Back-pressure in Grpc-akkastream

Grpc-akkastream, the akka-stream implementation built on top of GRPC looks good on the surface but if you look under the hood there is one problem: it doesn’t provide any support for back-pressure.

Akka-streams (as any reactive-stream implementation) provides a way for back-pressure and GRPC (at least the Java version) also has an API that support back-pressure. Let’s see how we can wire everything together and provide a truly reactive akka-stream implementation for GRPC!

Before we start let’s briefly recap why we need back-pressure: Imagine you have one producer and one consumer. If the consumer consumes messages faster than the producer then everything’s fine, whatever the producer sends the consumers is able to cope with it. Now imagine that the consumer is slower than the producer. When a new message comes in the consumer might not be able to handle it straight away so it stores it in a buffer but as more and more messages arrive the buffer grows bigger and bigger until the consumer runs out of memory.
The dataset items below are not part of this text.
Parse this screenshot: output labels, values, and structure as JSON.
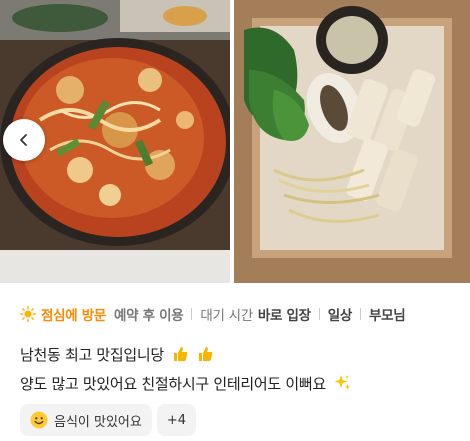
{
  "photos": {
    "left_alt_icon": "spicy-stir-fry-photo",
    "right_alt_icon": "bossam-steamed-pork-photo",
    "prev_icon": "chevron-left-icon"
  },
  "info": {
    "sun_icon": "sun-icon",
    "visit_time": "점심에 방문",
    "reservation": "예약 후 이용",
    "wait_label": "대기 시간",
    "wait_value": "바로 입장",
    "purpose": "일상",
    "companion": "부모님"
  },
  "review": {
    "line1": "남천동 최고 맛집입니당",
    "line2": "양도 많고 맛있어요 친절하시구 인테리어도 이뻐요"
  },
  "chips": {
    "keyword_label": "음식이 맛있어요",
    "more_label": "+4"
  },
  "colors": {
    "accent": "#ff8a00",
    "chip_bg": "#f3f3f3"
  }
}
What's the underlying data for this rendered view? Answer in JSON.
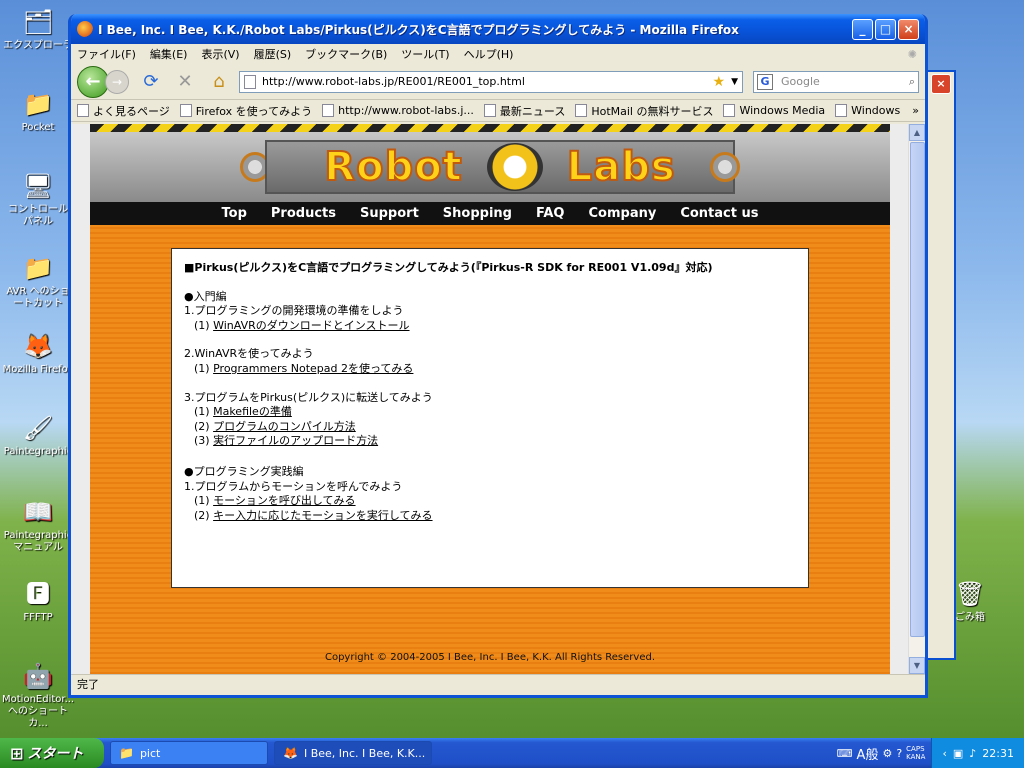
{
  "desktop": {
    "icons": [
      {
        "label": "エクスプローラ",
        "glyph": "🗂"
      },
      {
        "label": "Pocket",
        "glyph": "📁"
      },
      {
        "label": "コントロール パネル",
        "glyph": "🖥"
      },
      {
        "label": "AVR へのショートカット",
        "glyph": "📁"
      },
      {
        "label": "Mozilla Firefox",
        "glyph": "🦊"
      },
      {
        "label": "Paintegraphic",
        "glyph": "🖌"
      },
      {
        "label": "Paintegraphic マニュアル",
        "glyph": "📖"
      },
      {
        "label": "FFFTP",
        "glyph": "🅵"
      },
      {
        "label": "MotionEditor... へのショートカ...",
        "glyph": "🤖"
      }
    ],
    "recycle_bin": {
      "label": "ごみ箱",
      "glyph": "🗑"
    }
  },
  "window": {
    "title": "I Bee, Inc. I Bee, K.K./Robot Labs/Pirkus(ピルクス)をC言語でプログラミングしてみよう - Mozilla Firefox",
    "menu": [
      "ファイル(F)",
      "編集(E)",
      "表示(V)",
      "履歴(S)",
      "ブックマーク(B)",
      "ツール(T)",
      "ヘルプ(H)"
    ],
    "url": "http://www.robot-labs.jp/RE001/RE001_top.html",
    "search_placeholder": "Google",
    "bookmarks": [
      "よく見るページ",
      "Firefox を使ってみよう",
      "http://www.robot-labs.j...",
      "最新ニュース",
      "HotMail の無料サービス",
      "Windows Media",
      "Windows"
    ],
    "bookmarks_more": "»",
    "status": "完了"
  },
  "site": {
    "logo_left": "Robot",
    "logo_right": "Labs",
    "nav": [
      "Top",
      "Products",
      "Support",
      "Shopping",
      "FAQ",
      "Company",
      "Contact us"
    ],
    "heading": "■Pirkus(ピルクス)をC言語でプログラミングしてみよう(『Pirkus-R SDK for RE001 V1.09d』対応)",
    "sections": [
      {
        "title": "●入門編",
        "groups": [
          {
            "title": "1.プログラミングの開発環境の準備をしよう",
            "links": [
              {
                "num": "(1)",
                "text": "WinAVRのダウンロードとインストール"
              }
            ]
          },
          {
            "title": "2.WinAVRを使ってみよう",
            "links": [
              {
                "num": "(1)",
                "text": "Programmers Notepad 2を使ってみる"
              }
            ]
          },
          {
            "title": "3.プログラムをPirkus(ピルクス)に転送してみよう",
            "links": [
              {
                "num": "(1)",
                "text": "Makefileの準備"
              },
              {
                "num": "(2)",
                "text": "プログラムのコンパイル方法"
              },
              {
                "num": "(3)",
                "text": "実行ファイルのアップロード方法"
              }
            ]
          }
        ]
      },
      {
        "title": "●プログラミング実践編",
        "groups": [
          {
            "title": "1.プログラムからモーションを呼んでみよう",
            "links": [
              {
                "num": "(1)",
                "text": "モーションを呼び出してみる"
              },
              {
                "num": "(2)",
                "text": "キー入力に応じたモーションを実行してみる"
              }
            ]
          }
        ]
      }
    ],
    "copyright": "Copyright © 2004-2005 I Bee, Inc. I Bee, K.K. All Rights Reserved."
  },
  "taskbar": {
    "start": "スタート",
    "tasks": [
      {
        "label": "pict",
        "icon": "📁"
      },
      {
        "label": "I Bee, Inc. I Bee, K.K...",
        "icon": "🦊"
      }
    ],
    "ime": "A般",
    "caps": "CAPS",
    "kana": "KANA",
    "clock": "22:31"
  }
}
The only solution is for the consumer to tell the producer to slow down so that it can cope with the flow. That means there should be a communication channel going back from the consumer to the producer. This channel is aimed only at signalling to adjust the throughput of messages.

Akka-stream back pressure

All the building blocks of an Akka-stream: Source, Flow and Sink are actually graph stages.
A graph stage is made of ports and some logic to route/create/consume messages.
There are 2 types of ports:

  • Input port: a port that can receive messages
  • Output port: a port that can emit messages

Using these 2 types of ports it’s possible to build any graph stage:

  • A Source is a graph stage with only one output port (only emit messages)
  • A Sink is a graph stage with only one input port (only receives messages)
  • A Flow is a graph stage with one input port and one output port
  • More complex graph stage can have multiple ports and provide routing capabilities, …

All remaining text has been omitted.